During the same period yields on US 10-year Treasuries have jumped 25 basis points, the 2-year has reached a 2006 high at 5.23% while rate cut expectations between December this year and next has fallen from four to less than three. With the dollar also trading a tad firmer, normal reaction functions have broken down with gold and silver rising despite these headwinds.

Gold has now fully recovered from the recent selloff which took the price down to, but not through key support above $1800. As a result of that weakness, hedge funds ended up holding the biggest net short since last November and as geopolitical tensions rose, so did the urgent need to return positions back to a net long, hence the 5.5% rally last week. What followed this week has been equally impressive with the market only managing a 1% correction from Friday’s $1933 peak before buyers stepped back in. 

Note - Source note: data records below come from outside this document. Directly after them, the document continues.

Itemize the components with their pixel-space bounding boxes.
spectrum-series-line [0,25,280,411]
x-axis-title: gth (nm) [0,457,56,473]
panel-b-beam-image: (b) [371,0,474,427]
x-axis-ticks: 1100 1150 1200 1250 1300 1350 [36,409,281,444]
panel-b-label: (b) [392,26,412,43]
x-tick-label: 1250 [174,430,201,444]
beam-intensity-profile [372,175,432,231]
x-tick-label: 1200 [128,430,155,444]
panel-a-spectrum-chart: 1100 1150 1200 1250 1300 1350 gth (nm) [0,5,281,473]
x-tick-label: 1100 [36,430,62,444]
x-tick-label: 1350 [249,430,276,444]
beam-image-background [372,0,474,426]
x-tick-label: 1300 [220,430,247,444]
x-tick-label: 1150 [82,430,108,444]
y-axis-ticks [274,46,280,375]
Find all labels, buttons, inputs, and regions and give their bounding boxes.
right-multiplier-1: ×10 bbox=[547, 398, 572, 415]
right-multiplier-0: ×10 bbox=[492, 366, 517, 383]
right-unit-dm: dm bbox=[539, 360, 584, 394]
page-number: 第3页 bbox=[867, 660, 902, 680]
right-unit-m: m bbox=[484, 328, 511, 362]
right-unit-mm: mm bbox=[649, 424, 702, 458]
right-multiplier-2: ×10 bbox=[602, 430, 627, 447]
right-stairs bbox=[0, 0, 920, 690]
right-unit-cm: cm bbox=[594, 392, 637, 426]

It is also worth noting that total holdings in bullion-backed ETFs continue to decline, and with this important part of the “paper” market still in sell mode, the recent bounce has been even more impressive. Asset managers, many of which trade gold through ETF’s, continue to focus on US economic strength, rising bond yields and potentially another delay in peak rates as reasons for not getting involved. These together with the rising cost of funding a non-interest paying precious metal position has been a significant driver behind the year-long reduction in gold positions held by asset managers, and in recent updates we have argued that this trend would likely continued until we see a clear trend towards lower rates and/or an upside break forcing a response from real money allocators. With that in mind it will be interesting to see whether added gold strength, especially through recent highs at $1947.50 and $1953 will trigger a ‘fear of missing out’ (FOMA) buying response.

Having left a ten-dollar gab behind at $1845, gold has raced higher, in the proces moving back above its 200-day moving average, last at $1930. A break above $1944, the 50% retracement of the May to October sell off, would put the $1975/80 area into focus. Support for now remains firm ahead of $1900.

Source: Saxo

Silver trades up around 1.5% with the outperformance compared to gold being supported by a recovery in industrial metals after China growth and retail sales surprises helped lift the sector. However, following the recent sell off which was deeper than gold as the yellow metal received support from continued central bank demand, silver has yet to challenge resistance at the 200-day moving average, currently at $23.34. A break, if successful, would bring the September 22 high at 23.77 back into focus, thereby potentially breaking the succession of lower highs seen since July.